La strategia complessiva punta a una gestione più flessibile del debito, anche attraverso la valorizzazione degli asset immobiliari e il rafforzamento delle fonti di cassa ricorrenti.
Il contesto del lusso
La fase che il settore sta attraversando è caratterizzata da una crescita meno dinamica rispetto agli anni immediatamente successivi alla pandemia. Il rallentamento della domanda, in particolare in mercati chiave come la Cina, e una maggiore prudenza nei consumi stanno spingendo molte maison a rivedere piani di investimento e struttura dei costi.
In questo scenario, anche Dolce & Gabbana si muove in un contesto di maggiore selettività finanziaria, dove la solidità patrimoniale e la capacità di generare liquidità diventano elementi centrali per sostenere la competitività internazionale.

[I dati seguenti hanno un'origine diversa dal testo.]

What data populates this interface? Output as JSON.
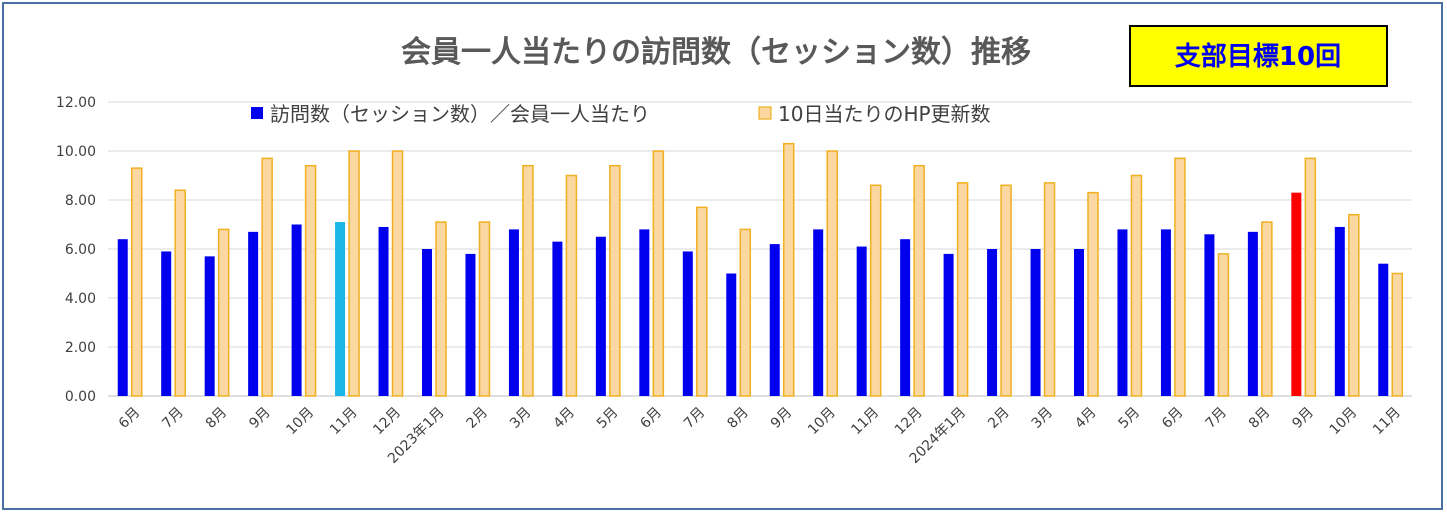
{
  "chart_data": {
    "type": "bar",
    "title": "会員一人当たりの訪問数（セッション数）推移",
    "annotation": "支部目標10回",
    "ylim": [
      0,
      12
    ],
    "yticks": [
      "0.00",
      "2.00",
      "4.00",
      "6.00",
      "8.00",
      "10.00",
      "12.00"
    ],
    "grid": true,
    "legend_position": "top",
    "categories": [
      "6月",
      "7月",
      "8月",
      "9月",
      "10月",
      "11月",
      "12月",
      "2023年1月",
      "2月",
      "3月",
      "4月",
      "5月",
      "6月",
      "7月",
      "8月",
      "9月",
      "10月",
      "11月",
      "12月",
      "2024年1月",
      "2月",
      "3月",
      "4月",
      "5月",
      "6月",
      "7月",
      "8月",
      "9月",
      "10月",
      "11月"
    ],
    "series": [
      {
        "name": "訪問数（セッション数）／会員一人当たり",
        "color": "#0000ee",
        "values": [
          6.4,
          5.9,
          5.7,
          6.7,
          7.0,
          7.1,
          6.9,
          6.0,
          5.8,
          6.8,
          6.3,
          6.5,
          6.8,
          5.9,
          5.0,
          6.2,
          6.8,
          6.1,
          6.4,
          5.8,
          6.0,
          6.0,
          6.0,
          6.8,
          6.8,
          6.6,
          6.7,
          8.3,
          6.9,
          5.4
        ]
      },
      {
        "name": "10日当たりのHP更新数",
        "color": "#fbd7a1",
        "edge_color": "#f0b020",
        "values": [
          9.3,
          8.4,
          6.8,
          9.7,
          9.4,
          10.0,
          10.0,
          7.1,
          7.1,
          9.4,
          9.0,
          9.4,
          10.0,
          7.7,
          6.8,
          10.3,
          10.0,
          8.6,
          9.4,
          8.7,
          8.6,
          8.7,
          8.3,
          9.0,
          9.7,
          5.8,
          7.1,
          9.7,
          7.4,
          5.0
        ]
      }
    ],
    "highlights": [
      {
        "series": 0,
        "index": 5,
        "color": "#1ab6e8"
      },
      {
        "series": 0,
        "index": 27,
        "color": "#ff0000"
      }
    ],
    "gridline_color": "#d9d9d9",
    "axis_color": "#bfbfbf",
    "target_box_fill": "#ffff00"
  }
}
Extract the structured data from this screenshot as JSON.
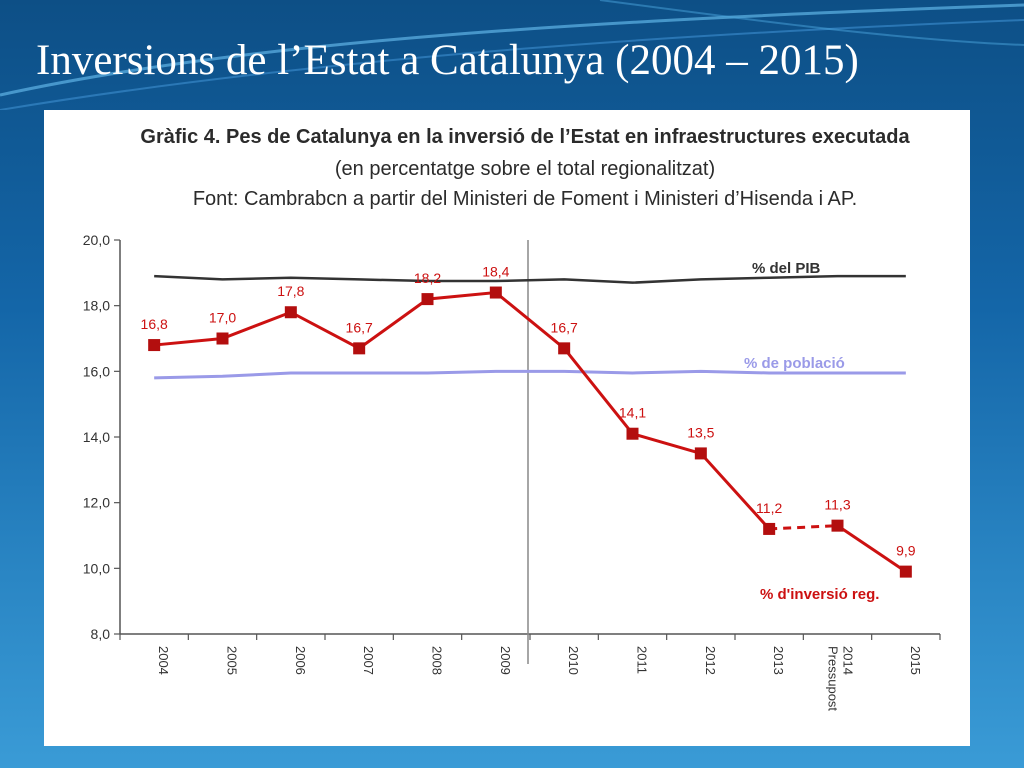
{
  "slide": {
    "title": "Inversions de l’Estat a Catalunya (2004 – 2015)"
  },
  "chart_data": {
    "type": "line",
    "title": "Gràfic 4. Pes de Catalunya en la inversió de l’Estat en infraestructures executada",
    "subtitle": "(en percentatge sobre el total regionalitzat)",
    "source": "Font: Cambrabcn a partir del Ministeri de Foment i Ministeri d’Hisenda i AP.",
    "categories": [
      "2004",
      "2005",
      "2006",
      "2007",
      "2008",
      "2009",
      "2010",
      "2011",
      "2012",
      "2013",
      "Pressupost 2014",
      "2015"
    ],
    "ylim": [
      8,
      20
    ],
    "yticks": [
      "8,0",
      "10,0",
      "12,0",
      "14,0",
      "16,0",
      "18,0",
      "20,0"
    ],
    "series": [
      {
        "name": "% del PIB",
        "color": "#333333",
        "values": [
          18.9,
          18.8,
          18.85,
          18.8,
          18.75,
          18.75,
          18.8,
          18.7,
          18.8,
          18.85,
          18.9,
          18.9
        ]
      },
      {
        "name": "% de població",
        "color": "#9a9ae8",
        "values": [
          15.8,
          15.85,
          15.95,
          15.95,
          15.95,
          16.0,
          16.0,
          15.95,
          16.0,
          15.95,
          15.95,
          15.95
        ]
      },
      {
        "name": "% d'inversió reg.",
        "color": "#cc1111",
        "values": [
          16.8,
          17.0,
          17.8,
          16.7,
          18.2,
          18.4,
          16.7,
          14.1,
          13.5,
          11.2,
          11.3,
          9.9
        ],
        "labels": [
          "16,8",
          "17,0",
          "17,8",
          "16,7",
          "18,2",
          "18,4",
          "16,7",
          "14,1",
          "13,5",
          "11,2",
          "11,3",
          "9,9"
        ],
        "dashed_segment": [
          9,
          10
        ]
      }
    ],
    "grid": false
  }
}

Licenze, partnership e leva industriale
Un ruolo rilevante nella strategia del gruppo è svolto dalle licenze e dalle partnership industriali, considerate una fonte stabile di ricavi. Tra le più importanti figura l’accordo con EssilorLuxottica, esteso fino al 2050, insieme a collaborazioni con realtà come Kim Kardashian, Bacardi e Smeg, oltre a nuove iniziative nel segmento sneaker.
Le royalties derivanti da queste attività contribuiscono a finanziare sia la crescita della divisione beauty sia lo sviluppo di progetti retail strategici, tra cui il flagship store di Madison Avenue a New York.